A JV between Telefonica’s Terra internet arm (which owns 32 percent), and Bertelsmann (which is thought to own 20 percent), Lycos Europe has always been a separate company to America’s Lycos Inc, but both sites have suffered since they were the web’s most-visited back in the portal hey-days of 1999. The US company has changed hands twice since then and the European venture has failed to capitalise on the online ads boom - though it still trumpets recent product releases like Yahoo (NSDQ: YHOO) Answers clone Lycos iQ, it had been losing money at a particularly chronic rate in the last two years. Emblematic of the state of affairs, Lycos Europe last year paid Lycos Inc $5.2 million to renew its license to use the brand name, while entering the US itself under a completely different name, Jubii.
The company started a strategic review in April but, though CEO and Bertelsmann family heir Christoph Mohn, who himself owns 12 percent, suggested AOL (NYSE: TWX) and German ad net Tomorrow Focus were keen to bid around €200 million, it’s clear the sale process was flailing.

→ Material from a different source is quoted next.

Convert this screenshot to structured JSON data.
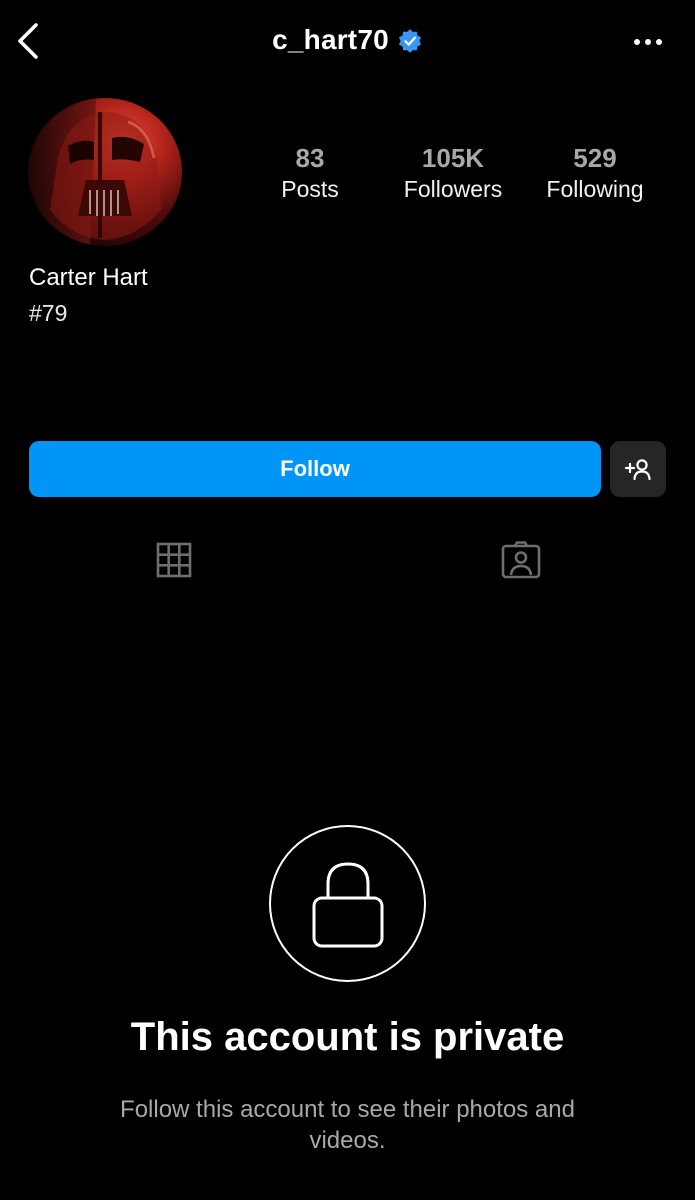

One option may have been to reunite the disparate Lycos regions - we received word anonymously in August that one suitor was teaming with Lycos Inc’s Korean owner for a bid, but the banks were said to have walked away, citing the company’s poor performance and unrealistic target of turning a profit by 2011. The last prices we heard being talked about were €100 to €150 million. Then Telefonica (NYSE: TEF) took Lycos Europe to court in its native Netherlands, complaining the CEO had not explored all the options for the sell-off. Lycos Europe also has a UK ad sales team, which it’s thought also sells for sites including IMDB and About.com, but the Lycos UK content operations are outsourced to a third-party here.